A report released by the Australia National University has described the 2017 National Elections of Papua New Guinea as the worst and most corrupt.

The report unearthed money politics, hijacking of the democratic process as well as intimidation of voters, and that many people had lost confidence in the electoral system, with many opting not to vote.

The report compiled by Professor Nicole Haley, who has observed five elections in PNG has termed the 2017 event as different and unfair in most instances.

According to the head of the ANU team, findings were broadly consistent in many areas of the country.

Professor Haley said elections in PNG remain highly variable on multiple fronts, with a marked deterioration in election environments.

According to the report, the elections were found to be flawed in certain aspects, with the democratic process being hijacked on many occasions.

Money politics and political gifting were also widespread right across the country during the election period.

Professor Hayley adds that election-related deaths, destruction and violence resulted from fierce competition from the 3,340 candidates that took part in the election.

From the observations, it was also found that 13 districts in the country were declared with less that 30 percent of the votes being counted.

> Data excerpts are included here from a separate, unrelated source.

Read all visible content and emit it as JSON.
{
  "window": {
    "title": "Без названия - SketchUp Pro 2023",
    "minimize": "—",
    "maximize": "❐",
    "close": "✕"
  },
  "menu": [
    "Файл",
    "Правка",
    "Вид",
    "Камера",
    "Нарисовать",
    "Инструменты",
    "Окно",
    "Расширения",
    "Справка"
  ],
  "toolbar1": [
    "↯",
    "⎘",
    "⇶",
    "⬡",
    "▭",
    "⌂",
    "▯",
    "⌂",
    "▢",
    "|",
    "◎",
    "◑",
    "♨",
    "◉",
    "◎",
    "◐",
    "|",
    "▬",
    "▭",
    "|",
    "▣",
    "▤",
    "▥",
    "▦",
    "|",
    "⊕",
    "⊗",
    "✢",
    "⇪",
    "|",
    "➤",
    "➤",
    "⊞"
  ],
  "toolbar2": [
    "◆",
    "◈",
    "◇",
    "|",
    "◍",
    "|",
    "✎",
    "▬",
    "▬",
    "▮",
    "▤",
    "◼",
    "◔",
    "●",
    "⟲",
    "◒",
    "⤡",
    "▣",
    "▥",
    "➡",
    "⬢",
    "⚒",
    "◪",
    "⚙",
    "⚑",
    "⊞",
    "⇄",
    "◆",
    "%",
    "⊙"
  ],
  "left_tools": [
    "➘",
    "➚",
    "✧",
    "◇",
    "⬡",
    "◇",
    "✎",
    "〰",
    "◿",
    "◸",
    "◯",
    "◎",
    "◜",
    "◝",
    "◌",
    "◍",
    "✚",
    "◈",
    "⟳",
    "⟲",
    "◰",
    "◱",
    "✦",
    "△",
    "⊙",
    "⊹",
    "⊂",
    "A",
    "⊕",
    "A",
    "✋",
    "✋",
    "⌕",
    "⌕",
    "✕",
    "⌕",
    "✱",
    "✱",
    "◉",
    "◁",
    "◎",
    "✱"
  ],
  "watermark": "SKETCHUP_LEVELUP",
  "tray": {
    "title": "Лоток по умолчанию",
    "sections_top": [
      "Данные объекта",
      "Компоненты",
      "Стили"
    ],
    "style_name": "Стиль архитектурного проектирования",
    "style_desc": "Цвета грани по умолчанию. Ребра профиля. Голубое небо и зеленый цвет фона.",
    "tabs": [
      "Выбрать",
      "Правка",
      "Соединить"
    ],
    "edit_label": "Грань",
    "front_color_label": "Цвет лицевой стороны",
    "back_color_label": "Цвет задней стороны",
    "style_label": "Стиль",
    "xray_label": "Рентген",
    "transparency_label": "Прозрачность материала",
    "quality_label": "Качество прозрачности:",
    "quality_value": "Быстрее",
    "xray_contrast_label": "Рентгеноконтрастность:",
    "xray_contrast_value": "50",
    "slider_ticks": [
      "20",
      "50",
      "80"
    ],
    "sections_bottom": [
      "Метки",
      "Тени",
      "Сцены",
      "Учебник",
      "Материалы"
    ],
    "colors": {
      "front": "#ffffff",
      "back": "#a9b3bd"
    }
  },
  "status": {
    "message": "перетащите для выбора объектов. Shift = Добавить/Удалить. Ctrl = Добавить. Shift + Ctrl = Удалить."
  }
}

Three provincial seats were also declared in similar manner.

The ANU team that observed the 2017 General Elections compromised 258 observers, the majority of them locals, divided into 35 teams covering the four regions of the country.

Observations were conducted in 43 of the 111 electorates in the country, where 945 out of the 10-thousand polling stations were covered.

This is the third election the ANU has covered in PNG using a standard metrology used to observe and compile reports on elections.

It is also the longest observation in terms of time period, compared to similar reports compiled by the United Nations and Transparency International PNG.

The ANU election report also found flaws in the electoral rolls.

According to the report, many people believed the primary electoral roll used in the 2017 General elections were not accurate.

Prior to the elections in June, the National Government decided to have the rolls updated at the district and ward levels, saying it would be easier since the people themselves knew who was who at these levels.

Despite the good intentions, the ANU report says this created chaos in many areas.

Some districts had double and triple figures on the rolls, and in other areas many people did not have their names on and were unable to exercise the constitutional rights of voting.

According to Professor Nicole Haley, there were serious defects in the electoral rolls used in the 2017 election, resulting in widespread malpractice and fraud.

Comments from the Prime Minister and the PNG Electoral Commission are yet to be obtained.